White House special adviser on AI, Ben Buchanan, said the US government wants “to know AI systems are safe before they’re released to the public — the president has been very clear that companies need to meet that bar.”
The requirement is part of the executive order President Joe Biden signed three months ago, aimed at regulating rapidly advancing AI technology. This order, set for review by the White House AI Council on Monday, primarily includes a directive under the Defense Production Act that mandates that AI companies disclose critical information to the Commerce Department, encompassing safety test results and other pertinent data.
“We know that AI has transformative effects and potential,” Buchanan said. “We’re not trying to upend the apple cart there, but we are trying to make sure the regulators are prepared to manage this technology,” Buchanan added.

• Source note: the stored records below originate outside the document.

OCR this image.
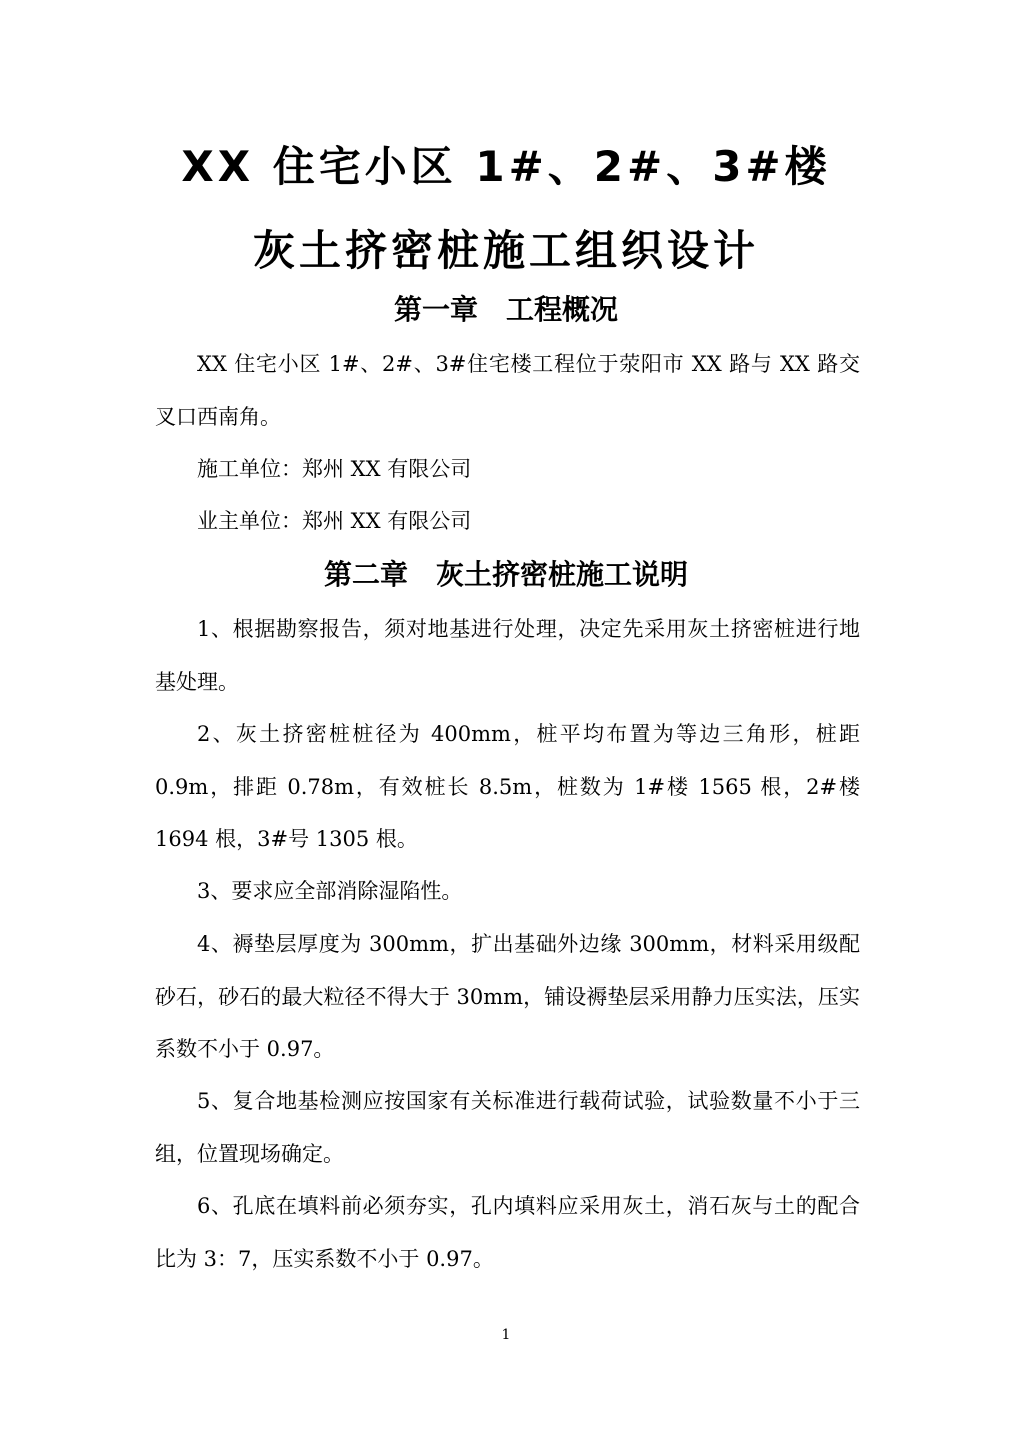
XX 住宅小区 1#、2#、3#楼
灰土挤密桩施工组织设计
第一章　工程概况
XX 住宅小区 1#、2#、3#住宅楼工程位于荥阳市 XX 路与 XX 路交叉口西南角。
施工单位：郑州 XX 有限公司
业主单位：郑州 XX 有限公司
第二章　灰土挤密桩施工说明
1、根据勘察报告，须对地基进行处理，决定先采用灰土挤密桩进行地基处理。
2、灰土挤密桩桩径为 400mm，桩平均布置为等边三角形，桩距 0.9m，排距 0.78m，有效桩长 8.5m，桩数为 1#楼 1565 根，2#楼 1694 根，3#号 1305 根。
3、要求应全部消除湿陷性。
4、褥垫层厚度为 300mm，扩出基础外边缘 300mm，材料采用级配砂石，砂石的最大粒径不得大于 30mm，铺设褥垫层采用静力压实法，压实系数不小于 0.97。
5、复合地基检测应按国家有关标准进行载荷试验，试验数量不小于三组，位置现场确定。
6、孔底在填料前必须夯实，孔内填料应采用灰土，消石灰与土的配合比为 3：7，压实系数不小于 0.97。
1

So far, developers have agreed to specific categories for safety testing, but they’re not yet required to follow a certain standard for these tests. As part of the executive order signed by President Biden in October, the National Institute of Standards and Technology is tasked with creating a standardized framework for evaluating safety across these companies.
Additionally, the Biden administration is exploring legislative options with Congress and collaborating with other nations and the European Union to establish regulations for managing the technology.
The government has also bolstered efforts to hire AI experts and data scientists for federal agencies. In the meantime, the Commerce Department has already developed a draft rule targeting U.S. cloud companies that offer server services to foreign AI developers.
In a related development, 9 federal agencies, including the Departments of Defense and Treasury, have finalized risk assessments on the use of AI in vital national infrastructure sectors, such as the electric grid.